Introduction générale

En réponse à un chômage élevé et persistant depuis les années 1980, les pays de l’OCDE 1 ont fortement augmenté leurs dépenses publiques consacrées aux politiques d’emploi, de 2.3% du PIB en 1985 à 3% du Produit Intérieur Brut (PIB) en 1993. En France, le chômage touche 2.4 millions de personnes en 2003, soit 9.5% de la population active, et les dépenses publiques affectées aux politiques d’emploi représentent 3.1% du PIB en 2000.

Le débat politique sur les solutions à apporter au problème du chômage s’est alors orienté sur le recentrage des dépenses publiques consacrées aux politiques du marché du travail : la priorité est donnée aux politiques actives. A la garantie passive du revenu s’opposent dès lors des mesures plus actives visant à réintégrer les chômeurs dans l’emploi. Les fonds publics sont utilisés pour financer une série de dispositifs destinés à augmenter les chances de trouver un emploi et les perspectives de gains futurs. Ils tentent de maintenir les incitations à rechercher un emploi et favorisent l’acquisition de nouvelles connaissances, tout en fournissant une garantie de revenus. En 1992, les ministres de l’emploi et du travail des pays de l’OCDE ont ainsi souligné que « les mesures actives ne doivent pas, par inadvertance, se transformer en mesures passives qui servent simplement de voie de garage aux chômeurs ou permettent aux demandeurs d’emploi de retrouver leurs droits à prestations. Quant aux mesures dites passives, elles doivent être conçues et gérées avec rigueur de manière à récompenser la recherche active d’un emploi et à éviter une dépendance excessive à l’égard de la garantie de revenu » (Martin, 2000).
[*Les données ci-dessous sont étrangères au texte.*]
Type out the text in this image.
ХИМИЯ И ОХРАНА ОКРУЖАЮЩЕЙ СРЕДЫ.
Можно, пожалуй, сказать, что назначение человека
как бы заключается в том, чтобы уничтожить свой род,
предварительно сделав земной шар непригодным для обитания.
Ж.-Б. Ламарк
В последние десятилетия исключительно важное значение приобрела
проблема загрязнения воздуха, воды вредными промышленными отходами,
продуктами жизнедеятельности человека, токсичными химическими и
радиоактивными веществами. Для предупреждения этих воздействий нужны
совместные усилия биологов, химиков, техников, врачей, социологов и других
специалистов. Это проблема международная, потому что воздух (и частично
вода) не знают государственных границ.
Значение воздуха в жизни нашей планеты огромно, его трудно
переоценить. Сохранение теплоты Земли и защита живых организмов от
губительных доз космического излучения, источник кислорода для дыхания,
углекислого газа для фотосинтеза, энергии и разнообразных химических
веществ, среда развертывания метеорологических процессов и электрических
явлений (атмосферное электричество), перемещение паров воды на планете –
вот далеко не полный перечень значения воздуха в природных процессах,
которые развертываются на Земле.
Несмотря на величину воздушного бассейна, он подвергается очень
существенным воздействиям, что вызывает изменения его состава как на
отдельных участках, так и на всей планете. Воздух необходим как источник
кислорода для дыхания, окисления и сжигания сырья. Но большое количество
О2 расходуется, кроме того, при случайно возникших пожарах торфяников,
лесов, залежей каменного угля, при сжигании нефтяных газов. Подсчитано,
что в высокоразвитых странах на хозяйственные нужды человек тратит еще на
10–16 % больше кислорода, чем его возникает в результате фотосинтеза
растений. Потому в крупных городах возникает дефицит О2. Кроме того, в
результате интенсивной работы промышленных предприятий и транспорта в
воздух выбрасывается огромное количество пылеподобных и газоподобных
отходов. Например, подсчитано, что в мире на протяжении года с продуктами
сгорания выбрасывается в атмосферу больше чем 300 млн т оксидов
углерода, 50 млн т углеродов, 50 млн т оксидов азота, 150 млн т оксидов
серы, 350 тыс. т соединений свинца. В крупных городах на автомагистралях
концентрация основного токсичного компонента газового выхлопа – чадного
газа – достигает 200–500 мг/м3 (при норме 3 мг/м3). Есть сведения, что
Les politiques actives représentent 37% des dépenses totales sur le marché du travail en 1998 dans les pays de l’OCDE, contre 34% en 1985, soit 0.17% du PIB aux Etats-Unis, 1% du PIB en Europe et jusqu’à 2% du PIB en Suède. Par ailleurs, en 1997, en moyenne 8% de la population active dans les pays de l’OCDE participait à un de ces programmes actifs, contre 5% en 1990.
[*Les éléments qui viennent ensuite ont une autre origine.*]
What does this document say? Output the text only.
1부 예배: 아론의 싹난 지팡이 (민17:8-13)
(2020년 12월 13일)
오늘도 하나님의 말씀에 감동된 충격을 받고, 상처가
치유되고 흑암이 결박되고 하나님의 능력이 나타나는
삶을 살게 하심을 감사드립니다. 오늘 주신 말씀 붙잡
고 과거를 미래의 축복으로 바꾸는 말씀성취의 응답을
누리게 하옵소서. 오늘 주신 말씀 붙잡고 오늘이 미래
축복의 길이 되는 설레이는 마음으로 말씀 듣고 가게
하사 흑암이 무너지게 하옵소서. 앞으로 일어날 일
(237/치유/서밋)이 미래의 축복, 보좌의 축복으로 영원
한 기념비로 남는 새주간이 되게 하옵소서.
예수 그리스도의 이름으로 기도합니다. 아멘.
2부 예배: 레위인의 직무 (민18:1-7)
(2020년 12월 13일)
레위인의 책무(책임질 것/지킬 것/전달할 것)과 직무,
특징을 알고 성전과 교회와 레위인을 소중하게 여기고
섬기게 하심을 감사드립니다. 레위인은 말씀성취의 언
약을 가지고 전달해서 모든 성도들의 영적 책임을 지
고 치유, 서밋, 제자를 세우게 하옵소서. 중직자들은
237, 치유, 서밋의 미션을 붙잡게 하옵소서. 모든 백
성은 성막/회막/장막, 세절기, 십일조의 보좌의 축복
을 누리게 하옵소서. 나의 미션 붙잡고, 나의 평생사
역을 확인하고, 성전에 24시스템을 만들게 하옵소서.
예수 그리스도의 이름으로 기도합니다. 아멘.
Dès lors qu’une priorité est donnée aux politiques actives, la question du ciblage de ces politiques devient inhérente au débat. Force est en effet d’évaluer la pertinence de mesures ciblées sur les catégories de chômeurs les plus désavantagées (les jeunes, les chômeurs de longue durée, les licenciés économiques etc…). Le critère sur lequel fonder le ciblage dépend en fait de la nature des facteurs à l’origine du chômage de longue durée : dépendance d’état ou hétérogénéité des individus. L’étude de Van den Berg et Van Ours (1994) montre qu’en France l’hétérogénéité non observée domine tandis que la dépendance par rapport à la durée est peu importante au cours de la première année de chômage tandis qu’au Royaume-Uni, ce dernier facteur est primordial (Jackman et Layard, 1991). La nécessité de mettre en œuvre des mesures spécifiques pour les groupes défavorisés a été réaffirmée lors du sommet de Barcelone en mars 2002.
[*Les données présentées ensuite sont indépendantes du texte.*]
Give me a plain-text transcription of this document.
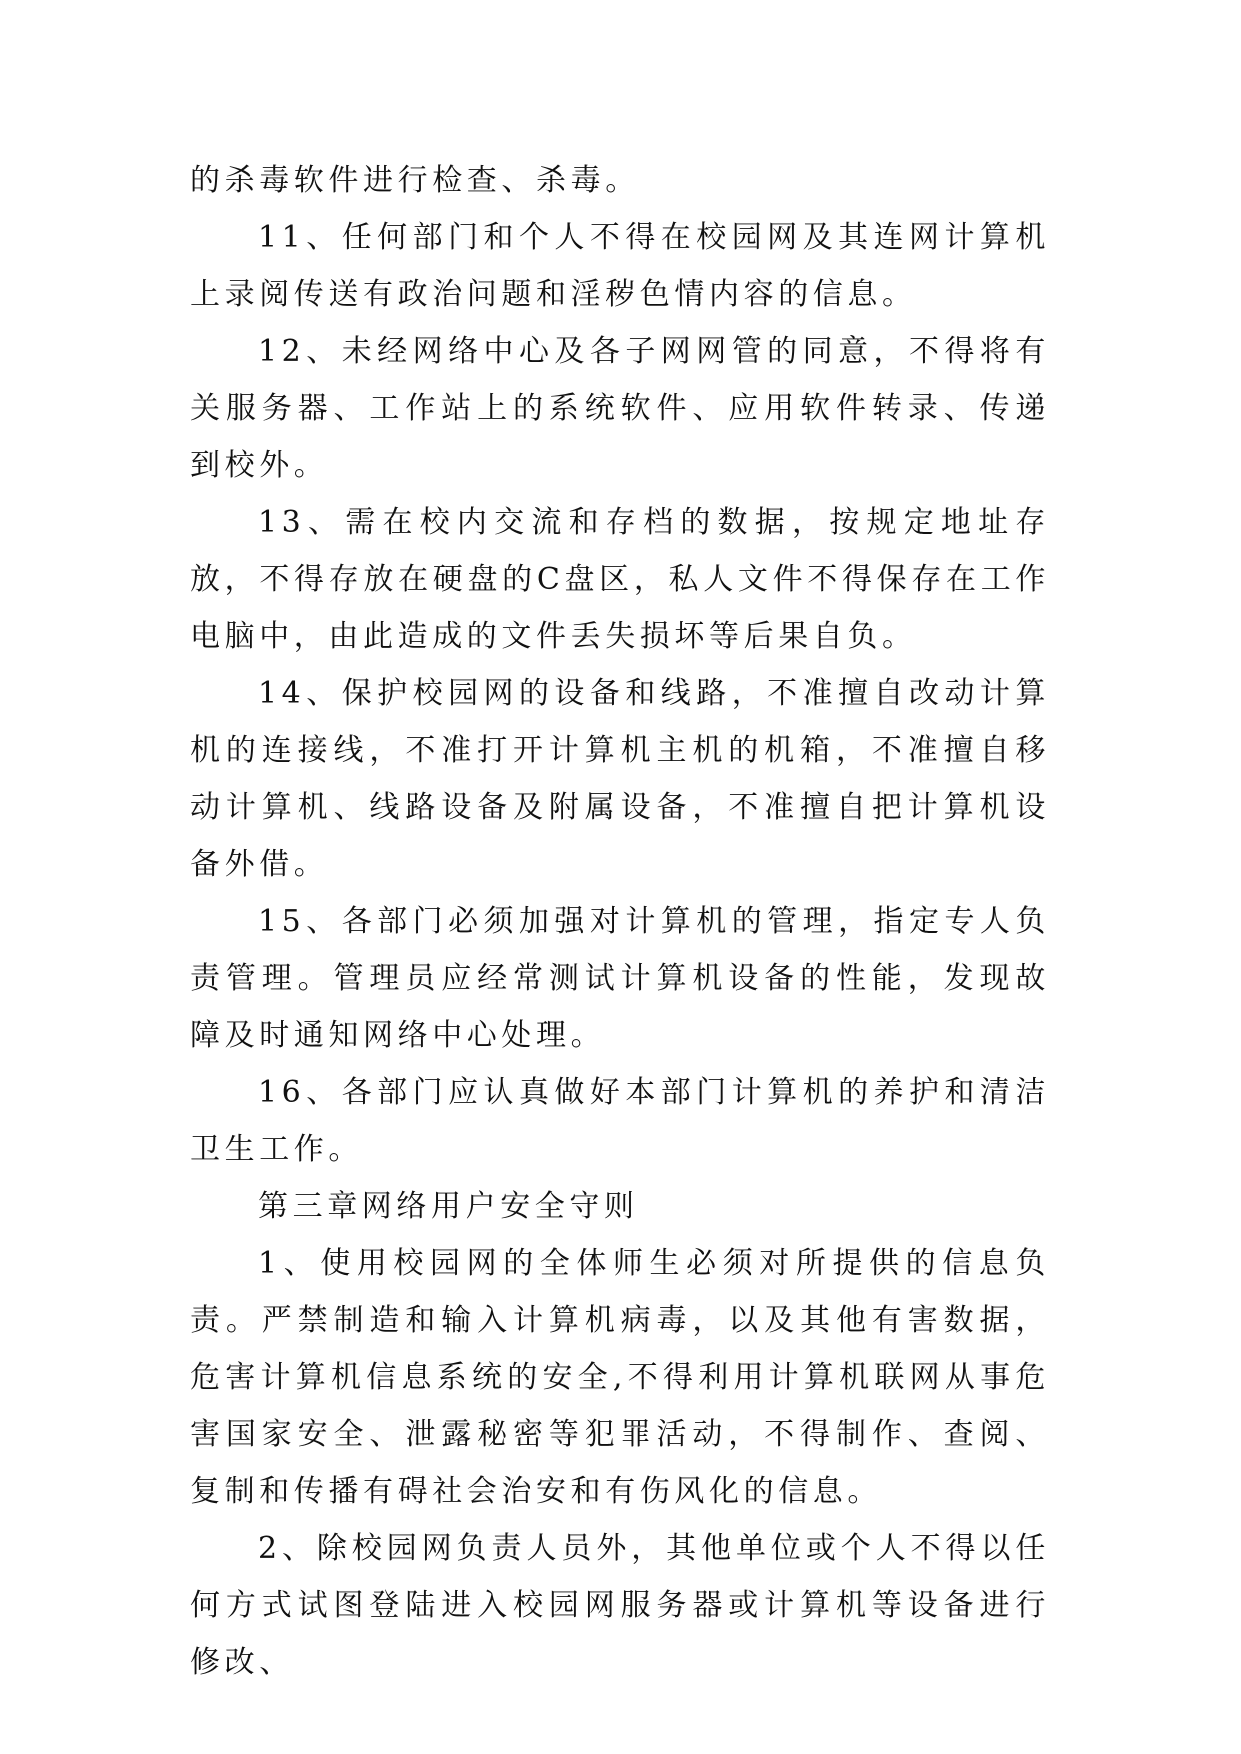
的杀毒软件进行检查、杀毒。

11、任何部门和个人不得在校园网及其连网计算机上录阅传送有政治问题和淫秽色情内容的信息。

12、未经网络中心及各子网网管的同意，不得将有关服务器、工作站上的系统软件、应用软件转录、传递到校外。

13、需在校内交流和存档的数据，按规定地址存放，不得存放在硬盘的C盘区，私人文件不得保存在工作电脑中，由此造成的文件丢失损坏等后果自负。

14、保护校园网的设备和线路，不准擅自改动计算机的连接线，不准打开计算机主机的机箱，不准擅自移动计算机、线路设备及附属设备，不准擅自把计算机设备外借。

15、各部门必须加强对计算机的管理，指定专人负责管理。管理员应经常测试计算机设备的性能，发现故障及时通知网络中心处理。

16、各部门应认真做好本部门计算机的养护和清洁卫生工作。

第三章网络用户安全守则

1、使用校园网的全体师生必须对所提供的信息负责。严禁制造和输入计算机病毒，以及其他有害数据，危害计算机信息系统的安全,不得利用计算机联网从事危害国家安全、泄露秘密等犯罪活动，不得制作、查阅、复制和传播有碍社会治安和有伤风化的信息。

2、除校园网负责人员外，其他单位或个人不得以任何方式试图登陆进入校园网服务器或计算机等设备进行修改、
Au premier rang des groupes défavorisés se trouvent les travailleurs licenciés. A la différence des suppressions d’emploi motivées par des fluctuations transitoires ou cycliques de la demande, les licenciements économiques se révèlent fréquemment être permanents 2 . Par leur ancienneté et le caractère involontaire de leur situation, les licenciés économiques subissent des coûts de reclassement importants. Le nombre des licenciés est aussi un facteur aggravant. Depuis les années 1980, la plupart des pays de l’OCDE ont connu des vagues de licenciements massifs dus à des facteurs structurels, liés notamment à l’évolution technologique, au commerce international ou à la déréglementation. Aux Etats-Unis, le taux de licenciement économique annuel s’élève à 5% en moyenne dans les années 1990, et ces suppressions d’emplois ont concerné 2.5% des salariés ayant au moins 10 ans d’ancienneté. En France, le taux des licenciements économiques à la suite d’une fermeture d’entreprise avoisine 0.5% pour les hommes ayant au moins quatre ans d’ancienneté entre 1984 et 1990 (Kuhn et Eberts, 2002 3 ). En 1998 en France, 252 000 licenciements économiques donnent lieu à une inscription à l’ANPE, en 2000 ils représentent 16.3% (soit environ 220 000 licenciements) des inscriptions 4 . En outre, les inscriptions à l'Agence Nationale pour l’Emploi (ANPE) ont progressé de 8,6% en juin 2003 à la suite d'un fort dérapage des licenciements économiques (+17,7%).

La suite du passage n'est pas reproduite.